DiffExp: Efficient Exploration in Reward Fine-tuning for Text-to-Image Diffusion Models
Daewon Chae, June Suk Choi, Jinkyu Kim, Kimin Lee
TL;DR
DiffExp tackles slow convergence in reward-based fine-tuning of text-to-image diffusion models caused by insufficient exploration of high-reward samples. It introduces two complementary strategies—dynamic CFG-scale scheduling and random prompt weighting—to promote diverse, high-signal samples during online optimization, and demonstrates improved sample efficiency for DDPO and AlignProp, including on SDXL and challenging prompts like DrawBench. Empirical results show DiffExp yields higher reward scores, better image-text alignment and aesthetics, and strong generalization to unseen prompts, often with ~20% fewer samples. The approach offers a practical, model-agnostic augmentation for reward-driven diffusion fine-tuning with broad applicability to modern high-resolution models.
Abstract
Fine-tuning text-to-image diffusion models to maximize rewards has proven effective for enhancing model performance.
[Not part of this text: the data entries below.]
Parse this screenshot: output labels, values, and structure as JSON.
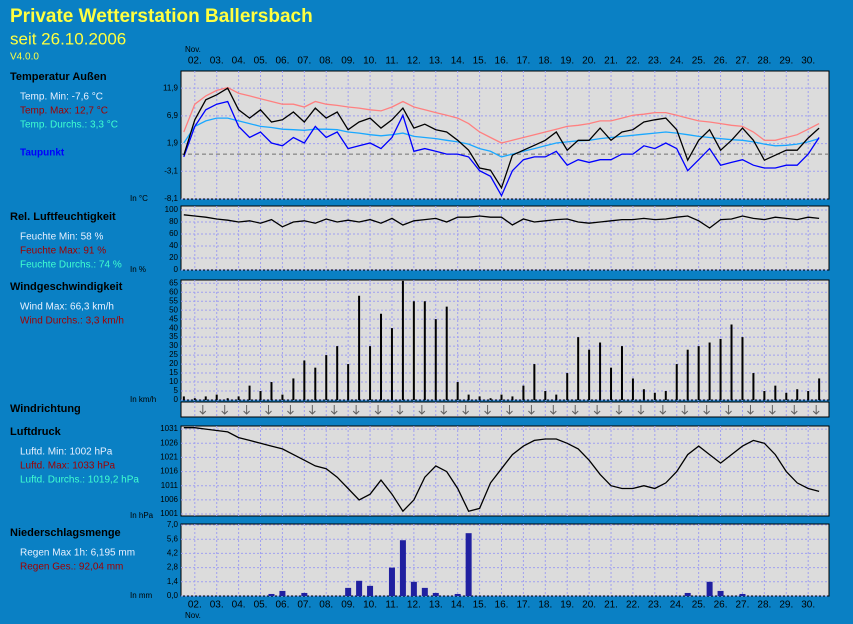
{
  "header": {
    "title": "Private Wetterstation Ballersbach",
    "subtitle": "seit 26.10.2006",
    "version": "V4.0.0"
  },
  "time_axis": {
    "month": "Nov.",
    "xlim": [
      1.37,
      30.95
    ],
    "xticks": [
      {
        "value": 2,
        "label": "02."
      },
      {
        "value": 3,
        "label": "03."
      },
      {
        "value": 4,
        "label": "04."
      },
      {
        "value": 5,
        "label": "05."
      },
      {
        "value": 6,
        "label": "06."
      },
      {
        "value": 7,
        "label": "07."
      },
      {
        "value": 8,
        "label": "08."
      },
      {
        "value": 9,
        "label": "09."
      },
      {
        "value": 10,
        "label": "10."
      },
      {
        "value": 11,
        "label": "11."
      },
      {
        "value": 12,
        "label": "12."
      },
      {
        "value": 13,
        "label": "13."
      },
      {
        "value": 14,
        "label": "14."
      },
      {
        "value": 15,
        "label": "15."
      },
      {
        "value": 16,
        "label": "16."
      },
      {
        "value": 17,
        "label": "17."
      },
      {
        "value": 18,
        "label": "18."
      },
      {
        "value": 19,
        "label": "19."
      },
      {
        "value": 20,
        "label": "20."
      },
      {
        "value": 21,
        "label": "21."
      },
      {
        "value": 22,
        "label": "22."
      },
      {
        "value": 23,
        "label": "23."
      },
      {
        "value": 24,
        "label": "24."
      },
      {
        "value": 25,
        "label": "25."
      },
      {
        "value": 26,
        "label": "26."
      },
      {
        "value": 27,
        "label": "27."
      },
      {
        "value": 28,
        "label": "28."
      },
      {
        "value": 29,
        "label": "29."
      },
      {
        "value": 30,
        "label": "30."
      }
    ],
    "x": [
      1.5,
      2,
      2.5,
      3,
      3.5,
      4,
      4.5,
      5,
      5.5,
      6,
      6.5,
      7,
      7.5,
      8,
      8.5,
      9,
      9.5,
      10,
      10.5,
      11,
      11.5,
      12,
      12.5,
      13,
      13.5,
      14,
      14.5,
      15,
      15.5,
      16,
      16.5,
      17,
      17.5,
      18,
      18.5,
      19,
      19.5,
      20,
      20.5,
      21,
      21.5,
      22,
      22.5,
      23,
      23.5,
      24,
      24.5,
      25,
      25.5,
      26,
      26.5,
      27,
      27.5,
      28,
      28.5,
      29,
      29.5,
      30,
      30.5
    ]
  },
  "chart_data": [
    {
      "type": "line",
      "title": "Temperatur Außen",
      "unit": "In °C",
      "stats": [
        "Temp. Min: -7,6 °C",
        "Temp. Max: 12,7 °C",
        "Temp. Durchs.: 3,3 °C"
      ],
      "ylim": [
        -8.1,
        15.0
      ],
      "reference_line": 0,
      "yticks": [
        {
          "value": 11.9,
          "label": "11,9"
        },
        {
          "value": 6.9,
          "label": "6,9"
        },
        {
          "value": 1.9,
          "label": "1,9"
        },
        {
          "value": -3.1,
          "label": "-3,1"
        },
        {
          "value": -8.1,
          "label": "-8,1"
        }
      ],
      "series": [
        {
          "color": "#ff8080",
          "values": [
            4,
            9,
            10.5,
            11.5,
            12,
            11,
            10.5,
            10,
            9.5,
            9,
            9,
            8.5,
            9.5,
            9,
            8.8,
            8.5,
            8.3,
            8.0,
            7.8,
            8.5,
            9.5,
            8.5,
            8,
            7.5,
            7,
            6.5,
            5.5,
            4,
            3,
            2,
            2.5,
            3,
            3.5,
            4,
            4.5,
            5,
            5.2,
            5.5,
            6,
            6,
            6.5,
            7,
            7.2,
            7.5,
            7.5,
            7,
            6.5,
            6,
            5.8,
            5.5,
            5.2,
            5,
            4,
            2.5,
            2.5,
            3,
            3.5,
            4.5,
            5.5
          ]
        },
        {
          "color": "#1aa8ff",
          "values": [
            2,
            5,
            6,
            6.5,
            6.5,
            6,
            5.5,
            5,
            4.8,
            4.5,
            4.4,
            4.3,
            4.5,
            4.5,
            4.4,
            4.0,
            3.8,
            3.5,
            3.3,
            3.5,
            3.8,
            3.2,
            3,
            2.8,
            2.5,
            2.2,
            1.8,
            1,
            0.5,
            -0.5,
            0,
            0.5,
            1,
            1.5,
            2,
            2.2,
            2.4,
            2.5,
            2.8,
            3,
            3.2,
            3.4,
            3.6,
            3.8,
            4,
            3.8,
            3.5,
            3.2,
            3,
            2.8,
            2.6,
            2.5,
            2.2,
            1.8,
            1.5,
            1.6,
            1.8,
            2.2,
            2.8
          ]
        },
        {
          "name": "Taupunkt",
          "color": "#0000ff",
          "values": [
            -0.5,
            5,
            8,
            9,
            9.5,
            5,
            3,
            4,
            2,
            1.5,
            3,
            2,
            5,
            3,
            4,
            1,
            1.5,
            2,
            1,
            3,
            7,
            0.5,
            1,
            0.5,
            0,
            0,
            -0.5,
            -3,
            -4,
            -7.5,
            -3,
            -1,
            -0.5,
            -0.5,
            0.5,
            -2,
            -1,
            -1.5,
            -1,
            -1,
            0,
            0,
            1.5,
            1,
            2,
            1,
            -3,
            -1,
            1,
            -2,
            -1.5,
            -1,
            -2,
            -2.5,
            -2.5,
            -2,
            -2,
            0,
            3
          ]
        },
        {
          "color": "#000000",
          "values": [
            -0.2,
            6.2,
            9.8,
            10.7,
            11.9,
            8.0,
            6.5,
            8.0,
            5.8,
            6.2,
            7.6,
            5.8,
            8.3,
            6.5,
            7.6,
            4.4,
            5.8,
            6.5,
            4.7,
            6.2,
            8.3,
            4.7,
            5.4,
            4.4,
            4.0,
            2.5,
            0.7,
            -2.5,
            -2.9,
            -6.1,
            -0.2,
            0.7,
            1.6,
            2.5,
            4.0,
            0.7,
            2.5,
            2.5,
            4.7,
            2.5,
            4.0,
            4.4,
            5.8,
            6.2,
            6.5,
            4.4,
            -1.1,
            2.5,
            4.4,
            0.7,
            2.5,
            4.7,
            2.5,
            -1.1,
            -0.2,
            0.7,
            0.7,
            2.9,
            4.7
          ]
        }
      ]
    },
    {
      "type": "line",
      "title": "Rel. Luftfeuchtigkeit",
      "unit": "In %",
      "stats": [
        "Feuchte Min: 58 %",
        "Feuchte Max: 91 %",
        "Feuchte Durchs.: 74 %"
      ],
      "ylim": [
        0,
        106.7
      ],
      "yticks": [
        100,
        80,
        60,
        40,
        20,
        0
      ],
      "series": [
        {
          "color": "#000000",
          "values": [
            92,
            90,
            88,
            85,
            83,
            80,
            82,
            78,
            84,
            72,
            80,
            82,
            78,
            85,
            80,
            83,
            80,
            84,
            78,
            86,
            75,
            82,
            84,
            86,
            80,
            88,
            88,
            90,
            88,
            88,
            75,
            85,
            80,
            82,
            84,
            85,
            80,
            78,
            80,
            82,
            84,
            84,
            86,
            84,
            85,
            88,
            90,
            82,
            70,
            84,
            85,
            90,
            86,
            84,
            88,
            86,
            84,
            88,
            86
          ]
        }
      ]
    },
    {
      "type": "spikes",
      "title": "Windgeschwindigkeit",
      "unit": "In km/h",
      "stats": [
        "Wind Max: 66,3 km/h",
        "Wind Durchs.: 3,3 km/h"
      ],
      "ylim": [
        0,
        66.8
      ],
      "yticks": [
        65,
        60,
        55,
        50,
        45,
        40,
        35,
        30,
        25,
        20,
        15,
        10,
        5,
        0
      ],
      "color": "#000000",
      "values": [
        2,
        1,
        2,
        3,
        1,
        2,
        8,
        5,
        10,
        3,
        12,
        22,
        18,
        25,
        30,
        20,
        58,
        30,
        48,
        40,
        66.3,
        55,
        55,
        45,
        52,
        10,
        3,
        2,
        1,
        3,
        2,
        8,
        20,
        5,
        3,
        15,
        35,
        28,
        32,
        18,
        30,
        12,
        6,
        4,
        5,
        20,
        28,
        30,
        32,
        34,
        42,
        35,
        15,
        5,
        8,
        4,
        6,
        5,
        12
      ]
    },
    {
      "type": "arrows",
      "title": "Windrichtung"
    },
    {
      "type": "line",
      "title": "Luftdruck",
      "unit": "In hPa",
      "stats": [
        "Luftd. Min: 1002 hPa",
        "Luftd. Max: 1033 hPa",
        "Luftd. Durchs.: 1019,2 hPa"
      ],
      "ylim": [
        1000.3,
        1032.1
      ],
      "yticks": [
        1031,
        1026,
        1021,
        1016,
        1011,
        1006,
        1001
      ],
      "series": [
        {
          "color": "#000000",
          "values": [
            1031.5,
            1031.5,
            1031,
            1030.5,
            1030,
            1028,
            1027,
            1026,
            1025,
            1024,
            1022,
            1020,
            1018,
            1017,
            1014,
            1010,
            1006,
            1008,
            1013,
            1008,
            1002,
            1006,
            1014,
            1018,
            1016,
            1010,
            1002,
            1003,
            1012,
            1017,
            1022,
            1025,
            1027,
            1027.5,
            1027.5,
            1026,
            1024,
            1020,
            1015,
            1011,
            1010,
            1010,
            1011,
            1010,
            1012,
            1016,
            1022,
            1025,
            1022,
            1019,
            1022,
            1025,
            1027,
            1026,
            1022,
            1016,
            1012,
            1010,
            1009
          ]
        }
      ]
    },
    {
      "type": "bar",
      "title": "Niederschlagsmenge",
      "unit": "In mm",
      "stats": [
        "Regen Max 1h: 6,195 mm",
        "Regen Ges.: 92,04 mm"
      ],
      "ylim": [
        0,
        7.1
      ],
      "color": "#2020a0",
      "yticks": [
        {
          "value": 7.0,
          "label": "7,0"
        },
        {
          "value": 5.6,
          "label": "5,6"
        },
        {
          "value": 4.2,
          "label": "4,2"
        },
        {
          "value": 2.8,
          "label": "2,8"
        },
        {
          "value": 1.4,
          "label": "1,4"
        },
        {
          "value": 0,
          "label": "0,0"
        }
      ],
      "values": [
        0,
        0,
        0,
        0,
        0,
        0,
        0,
        0,
        0.2,
        0.5,
        0,
        0.3,
        0,
        0,
        0,
        0.8,
        1.5,
        1.0,
        0,
        2.8,
        5.5,
        1.4,
        0.8,
        0.3,
        0,
        0.2,
        6.195,
        0,
        0,
        0,
        0,
        0,
        0,
        0,
        0,
        0,
        0,
        0,
        0,
        0,
        0,
        0,
        0,
        0,
        0,
        0,
        0.3,
        0,
        1.4,
        0.5,
        0,
        0.2,
        0,
        0,
        0,
        0,
        0,
        0,
        0
      ]
    }
  ]
}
However, reward fine-tuning methods often suffer from slow convergence due to online sample generation. Therefore, obtaining diverse samples with strong reward signals is crucial for improving sample efficiency and overall performance. In this work, we introduce DiffExp, a simple yet effective exploration strategy for reward fine-tuning of text-to-image models. Our approach employs two key strategies: (a) dynamically adjusting the scale of classifier-free guidance to enhance sample diversity, and (b) randomly weighting phrases of the text prompt to exploit high-quality reward signals. We demonstrate that these strategies significantly enhance exploration during online sample generation, improving the sample efficiency of recent reward fine-tuning methods, such as DDPO and AlignProp.